Hybride Kriegsführung und Sabotage

Gjørv erhielt auch Empfehlungen von kanadischen Kollegen, worauf sie dem 44-Jährigen eine Art unbezahltes Praktikum anbot. Dieser erhielt dadurch Einblick in diverse Forschungsprojekte und konnte im September auch an einem EU-Seminar in Litauen teilnehmen. Das Thema: Gefahren durch hybride Kriegsführung, und das Szenario Sabotage an Gasleitungen.

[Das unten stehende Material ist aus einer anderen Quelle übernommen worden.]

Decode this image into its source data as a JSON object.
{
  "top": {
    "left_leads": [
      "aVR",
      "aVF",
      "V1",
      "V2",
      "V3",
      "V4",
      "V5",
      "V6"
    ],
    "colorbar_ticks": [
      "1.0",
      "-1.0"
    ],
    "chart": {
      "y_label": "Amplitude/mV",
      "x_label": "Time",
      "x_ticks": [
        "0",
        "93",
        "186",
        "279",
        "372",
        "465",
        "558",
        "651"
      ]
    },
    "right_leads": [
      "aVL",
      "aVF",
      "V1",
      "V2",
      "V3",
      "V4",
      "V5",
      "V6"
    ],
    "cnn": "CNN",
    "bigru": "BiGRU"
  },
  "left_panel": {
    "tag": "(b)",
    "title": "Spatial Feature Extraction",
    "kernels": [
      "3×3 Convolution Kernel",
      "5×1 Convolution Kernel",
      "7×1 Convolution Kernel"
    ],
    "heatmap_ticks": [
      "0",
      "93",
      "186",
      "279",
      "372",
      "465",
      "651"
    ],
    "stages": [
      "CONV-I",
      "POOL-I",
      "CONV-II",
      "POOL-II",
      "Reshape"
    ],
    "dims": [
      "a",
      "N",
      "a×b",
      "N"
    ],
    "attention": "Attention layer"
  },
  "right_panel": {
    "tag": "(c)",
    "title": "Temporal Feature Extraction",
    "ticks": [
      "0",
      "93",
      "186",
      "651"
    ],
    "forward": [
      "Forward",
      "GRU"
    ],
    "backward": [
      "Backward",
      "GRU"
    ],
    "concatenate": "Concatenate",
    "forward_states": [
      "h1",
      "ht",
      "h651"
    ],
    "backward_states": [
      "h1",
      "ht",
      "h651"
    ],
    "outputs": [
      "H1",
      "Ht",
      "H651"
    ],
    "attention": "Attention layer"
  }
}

Gjørv glaubt nicht, dass der mutmassliche Spion an der Uni Zugang zu vertraulichem Material hatte. Doch dies sei auch nicht der Punkt, sagte Hedvig Moe, Vizechefin des Geheimdienstes PST. Solche Personen arbeiteten sehr langfristig, hätten sich über Jahre eine falsche Lebensgeschichte aufgebaut:

«Sie haben in der Regel keinen direkten Spionageauftrag, sondern helfen Agenten mit Zugang zu Personen, sensitiven Informationen oder der Anwerbung von anderen Spionen.»

Der angebliche Forscher von Tromsø erinnert an ein 2010 vom FBI ausgehobenes Russen-Netzwerk, das ein scheinbar normales Leben in den USA führte, aber als «schlafende Agenten» im Hintergrund Informationsbeschaffung betrieb. Berühmt wurde vor allem die attraktive Anna Chapman, die als Immobilienmaklerin ein grosses Kontaktnetz pflegte.

In diesem Frühjahr wurde in den Niederlanden ein Praktikant am Internationalen Gerichtshof verhaftet. Auch ihm warf der Geheimdienst vor, ein unter falscher Identität spionierender Russe zu sein. Auch er gab vor, Brasilianer zu sein. Laut Experten kommt das nicht von ungefähr, da in Südamerika Personenregister oft fehlerhaft seien, was Identitätsdiebstahl erleichtere.

Dennoch ist der Weg über eine kanadische Universität an ein Institut in Norwegen lang. Die langjährige Täuschung mache es auch schwierig, solche Personen aufzuspüren, erklärte Hedvig Moe. Der Geheimdienst habe intensiv mit internationalen Partnern zusammengearbeitet. Experten gehen davon aus, dass gute Beweise gegen den Mann vorliegen, wenn man nun zur Verhaftung geschritten sei. Welche, ist aber unbekannt.